The second common argument against supernatural childbirth is something along the lines of “everybody knows that childbirth is painful.” Almost any woman who has given birth will testify to the horrible pain that she experienced in labor and birth. I’d even venture to say that most Christian women are in that group. So why would I be any different than the rest of the world, let alone than so many of my sisters in Christ, who are also redeemed? The difference lies within my mind and my faith. As I said before, God will meet you where your faith is. In Matthew 9:29, Jesus healed a group of blind men by saying “According to your faith let it be done to you.” A person can be redeemed through Christ, and yet not believe that they have healing, abundance, or the ability to have children and have them in joy and comfort.
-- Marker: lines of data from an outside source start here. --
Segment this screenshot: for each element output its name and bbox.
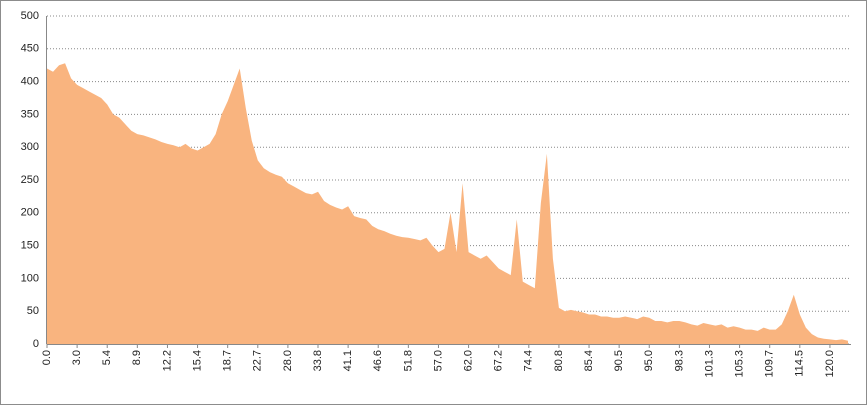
x-tick-label: 15.4 <box>191 350 203 371</box>
y-tick-label: 0 <box>33 338 39 350</box>
y-tick-label: 150 <box>21 240 39 252</box>
x-tick-label: 85.4 <box>583 350 595 371</box>
x-tick-label: 28.0 <box>282 350 294 371</box>
y-tick-label: 350 <box>21 108 39 120</box>
area <box>47 63 848 345</box>
x-tick-label: 95.0 <box>643 350 655 371</box>
x-tick-label: 22.7 <box>252 350 264 371</box>
x-tick-label: 105.3 <box>734 350 746 378</box>
x-tick-label: 51.8 <box>402 350 414 371</box>
x-tick-label: 98.3 <box>673 350 685 371</box>
y-tick-label: 400 <box>21 76 39 88</box>
x-tick-label: 8.9 <box>131 350 143 365</box>
x-tick-label: 90.5 <box>613 350 625 371</box>
x-tick-label: 57.0 <box>432 350 444 371</box>
x-tick-label: 33.8 <box>312 350 324 371</box>
x-tick-label: 5.4 <box>101 350 113 365</box>
x-tick-label: 41.1 <box>342 350 354 371</box>
x-tick-label: 101.3 <box>703 350 715 378</box>
y-tick-label: 250 <box>21 174 39 186</box>
x-tick-label: 3.0 <box>71 350 83 365</box>
x-tick-label: 67.2 <box>493 350 505 371</box>
x-tick-label: 46.6 <box>372 350 384 371</box>
x-tick-label: 0.0 <box>41 350 53 365</box>
x-tick-label: 80.8 <box>553 350 565 371</box>
y-tick-label: 450 <box>21 43 39 55</box>
x-tick-label: 74.4 <box>523 350 535 371</box>
x-tick-label: 120.0 <box>824 350 836 378</box>
y-tick-label: 300 <box>21 141 39 153</box>
x-tick-label: 12.2 <box>161 350 173 371</box>
x-tick-label: 62.0 <box>462 350 474 371</box>
x-tick-label: 114.5 <box>794 350 806 377</box>
y-tick-label: 500 <box>21 10 39 22</box>
y-tick-label: 100 <box>21 272 39 284</box>
x-tick-label: 18.7 <box>222 350 234 371</box>
x-tick-label: 109.7 <box>764 350 776 378</box>
y-tick-label: 200 <box>21 207 39 219</box>
y-tick-label: 50 <box>27 305 39 317</box>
According to their faith, it will be done to them. The conclusion of Supernatural Childbirth says this: “People often fight for the right to suffer… The Word says you can do things God’s way. You can do things other ways as well. You can be sick, and God will still love you. You can be poor, and God will still love you. You can be barren, and God will still love you. You can live in pain, and God will still love you. But God says there is a better way. Jesus has paid for salvation, healing, prosperity, deliverance and blessing.” It is up to each individual to decide in their mind and heart whether to believe God for what he has promised. Romans 12:2 says “Do not conform to the pattern of this world, but be transformed by the renewing of your mind. Then you will be able to test and approve what God’s will is—his good, pleasing and perfect will.” I can choose to conform to the ways of the world, and give birth in the way that the world says I will; or, I can choose to renew my mind according to God’s Word, and transform my birth into a peaceful, joyful, and comfortable experience, which I believe is God’s perfect will for me. I do not believe that God wants me to experience pain (what loving parent would want their child to experience pain?), and I want to see his good, pleasing and perfect will in every area of my life. That’s why I believe in supernatural childbirth, and why I have no fear when it comes to my pregnancy or birth. God is good, and he has everything under control!